9: There have been 45 men to play for both the Rangers and Devils and 70 to play for both the Blueshirts and the Islanders, but as of 2013-14, there are just nine men who have played for all three teams taking part in the NYC portion of the Stadium Series. Aaron Asham, who is currently with the Rangers’ AHL affiliate in Hartford, is the only one currently with one of those organizations, and Mike Mottau (now with the Florida Panthers) is the only other player on the list who is active in the NHL.
15: The Stadium Series had an Olympic flair to it, as 15 of the men who took to the ice will be heading to Sochi next week to play for their country. The Rangers had the most with seven Olympians, with four players apiece from the Devils and Islanders heading to Russia. Surprisingly, despite those 15 players representing eight different countries, not a single one of them will play for the host nation.
14: Madison Square Garden and the Prudential Center are 14 miles apart as the crow flies, making the Rangers and Devils the closest geographic rivals in the NHL. MSG and Nassau Coliseum are 27 miles apart, making the Rangers and Islanders the second-closest, but that gap will shorten significantly – to just six miles, or four stops on the downtown Q train – when John Tavares and company move to Brooklyn’s Barclays Center in 2015.
36/22: Those two numbers are the average high and low temperatures for New York City in the final week of January, according to Weather.com, with the latter also being the ideal ice surface temperature for an NHL rink.
24.9/22: Luckily (or perhaps unluckily) for the NHL, this winter is especially harsh in NYC, so the game-time temperature for Sunday afternoon’s contest was just a shade under 25 degrees – and it only got worse on Wednesday night, as the mercury at puck-drop read a balmy 22 degrees.

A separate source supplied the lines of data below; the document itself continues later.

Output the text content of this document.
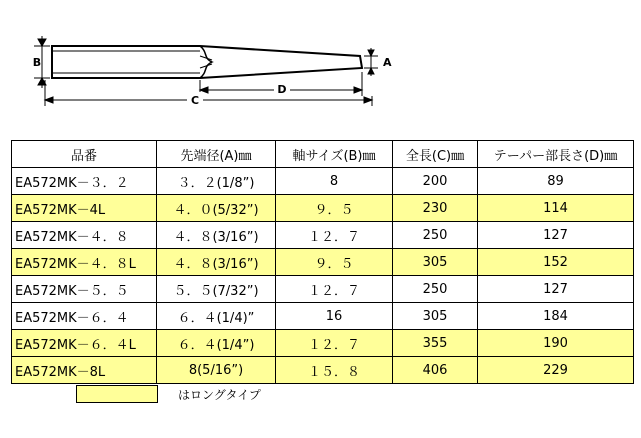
B	A
D
C
品番	先端径(A)㎜	軸サイズ(B)㎜	全長(C)㎜	テーパー部長さ(D)㎜
EA572MK－３．２	３．２(1/8”)	8	200	89
EA572MK－4L	４．０(5/32”)	９．５	230	114
EA572MK－４．８	４．８(3/16”)	１２．７	250	127
EA572MK－４．８L	４．８(3/16”)	９．５	305	152
EA572MK－５．５	５．５(7/32”)	１２．７	250	127
EA572MK－６．４	６．４(1/4)”	16	305	184
EA572MK－６．４L	６．４(1/4”)	１２．７	355	190
EA572MK－8L	8(5/16”)	１５．８	406	229
はロングタイプ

40: Despite the perhaps-ideal conditions, the opening faceoff on Sunday afternoon was actually delayed 40 minutes by sun glare, making this the first event ever at Yankee Stadium to be delayed because the weather was too nice.
10-7-4: Once the delay was over, the Rangers’ 7-3 win on Sunday merely tied the NHL record for goals in an outdoor game (10)…but their seven total goals did set a record for most by one team in an open-air tilt, and their second-period outburst of four set a new benchmark for tallies in a single outdoor period.
50,105: Sunday’s game drew 50,105 to Yankee Stadium, nearly three times the hockey capacity of the Devils’ actual home ice in Newark. Prudential Center seats 17,625 for hockey, so while it won’t give the Devils quite as much of a boost in average home attendance as the 100,000-plus at the Winter Classic did for the Red Wings, one game in the Bronx gave them almost two extra home games worth of admissions.
50,027: Apparently the Islanders aren’t as much of a draw as the Devils, as Wednesday’s 201 loss to the Rangers drew “only” 50,027 to the Stadium. Of course, we jest in that first sentence, as 50,000-plus in back-to-back events is pretty darn impressive no matter who the participants are – and in reality, that figure is indeed more than three times the capacity for the Isles’ home ice at Nassau Coliseum, which is currently the NHL’s second-smallest arena at a max of 16,234.
1-2-3: When all was said and done, though, it was as easy as 1-2-3 for the Rangers; they’re the first team to win two straight outdoor games, and the first to win three outdoor games period thanks to their victory in the 2012 Winter Classic.